Bu haftaki konuğum sevgili Nazan YILDIZ dı ve onu k.maraş a davet ettik bütüne katkı olan hoş muhabbetimiz oldu. İstanbul’dan konuk aldığım sevgili nazan kendisini, iletişimdeki sert ifadesinden dolayı geliştirdiğini dönüştürdüğünü anlattığında içimden helal olsun ne kadar güzel bir örnek oldu bu dedim. İnsan kendinde gördüğü faydasız bir durumu dönüştürme yolunda attığı cesaret ayakta alkışlanmalıdır Nazan yıldız ile yaptığımız söyleşinin tamamını seyredin ve sürpriz hediyenizi alın lütfen (meliha ile nefes tv).
Başarı hikayelerine özellikle yer veriyorum yayınlarım da bir kişi başarmışsa herkes yapabilir örneğine öncü oluyorum.
Nazan yıldız esasen turizmci çalışanları tarafından “sertsiniz” cümlesini duyunca “Önce bu duyduğuma inanmakta zorluk çektim. Oysa ben bana göre gayet yumuşak mimiklere sahip güler yüzlü olarak kendimi biliyorum o zamanlar üstelik kendimi de; karakter olarak güler yüzlü olarak tanımlardım, bunu söyleme cesaretinde bulunan çalışanlarıma çok teşekkür ediyorum. Onlar bunu söylemeseydi farkında olmadan hayatım sert suratla öfkeyle yöneticiliği asık suratlılık zannetme ile geçecekti.
Şu an kişisel gelişim dünyasına; sertsiniz dediler diye kendimi nasıl dönüştürebilirim ile yola çıkıyor ve kendine yatırımlar yapmaya başlayınca yıllarca eğitimler alarak okuyarak araştırarak bu kadar emeklerinin mükafatı olarak “daha iyi insan nasıl olabilirim” (insana en büyük mükafat sorusudur bana göre insanı yumuşatır ve faydaya götürür) surusu kalbine düştükten sonra, şuan bütüne katkı olmak için harika eğitimler seminerler veriyor, toplum olarak nasıl daha mutlu oluruz projeleriyle kendinden yansıyan ışığı her yere yayıyor. Çok da güzel yapıyor.
Toplum olarak idareciliği sert soğuk mesafe sanırız üst alt emir komuta zinciri ile işler yürür sanırız .Bu belki çok eski yıllar için geçerli olabilir mi? Ki; tartışılır insan her zaman insandır perspektifinden bakınca bir kez daha düşünülmeli.
İletişimle ilgili olarak eski yıllarda seri şekilde makale yazmıştım. İletişimin sağlıklı olması için öncelikle kişilikleri iyi analiz etmeliyiz. Her insanın bir iletişim şekli vardır.Şimdi burada bilimsel içeriklere girmeyeceğim ama kişilikleri tanıma ve iletişim üzerine kanalımda yayın yapacağım orada daha detaylı ders niteliğinde anlatacağım.Hani atalar der ya işimize gelince beş parmağın hepsi aynı mıdır? Et tırnaktan ayrılır mı? Geriden de yapacağımızı söyleyeceğimiz herşeyide hem yapar hem söyleriz.Hoş arabesk sözlerle yazılmış oyun havasına oynayan kendine münhasır bir topluluğuz. konuyu dağıtmayım yani nabzına göre şerbet vermek vardır ya kimi tatlıyı az şekerli sever kimi çok kimide tatlıyı sevmez bunu bildiğimiz zaman karşılıklı iletişim her zaman sağlıklı olur ve hiç kimse de anlaşılmadım yada anlatamadım demeyecektir. Toplumun problemi iletişim; iletişimin olmama sebebi din-le-mi-yo-ruz…
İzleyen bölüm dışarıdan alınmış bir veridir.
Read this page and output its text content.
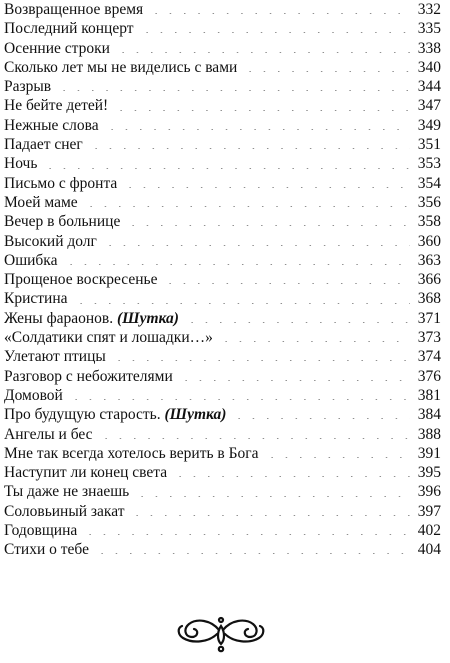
Возвращенное время	332
Последний концерт	335
Осенние строки	338
Сколько лет мы не виделись с вами	340
Разрыв	344
Не бейте детей!	347
Нежные слова	349
Падает снег	351
Ночь	353
Письмо с фронта	354
Моей маме	356
Вечер в больнице	358
Высокий долг	360
Ошибка	363
Прощеное воскресенье	366
Кристина	368
Жены фараонов. (Шутка)	371
«Солдатики спят и лошадки…»	373
Улетают птицы	374
Разговор с небожителями	376
Домовой	381
Про будущую старость. (Шутка)	384
Ангелы и бес	388
Мне так всегда хотелось верить в Бога	391
Наступит ли конец света	395
Ты даже не знаешь	396
Соловьиный закат	397
Годовщина	402
Стихи о тебе	404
Hiç düşündünüz mü neden dinlemiyoruz; dinliyor gibi görünüyoruz ama dinlemiyoruz, çünkü sen ne konuşursan konuş benim diyeceğim geçerli ben en iyisini bilirim. Ego-bencillik-Kibir özgüven eksikliliğin üzerine giydirilmiş yalan özgüven narsislik. Bu iletişimi en iyi hale getirmek senin elinde eğer,dinlemiyorsan dinlenilmiyorsundur bu bir yasadır; sen kime nasıl davranırsan sana da öyle davranılır öncelikle buradan başla ve iletişim ile ilgili kitaplar oku çok araştır eğitimlerine ve seminerlerine gidebilirsin.Mutlu aile.mutlu iş yeri,mutlu hayat iletişimden geçer.İletişimlerimizin sağlıklı olmasına niyet ediyorum.Anlaşılan ve anlayan olmayı seçen olalım.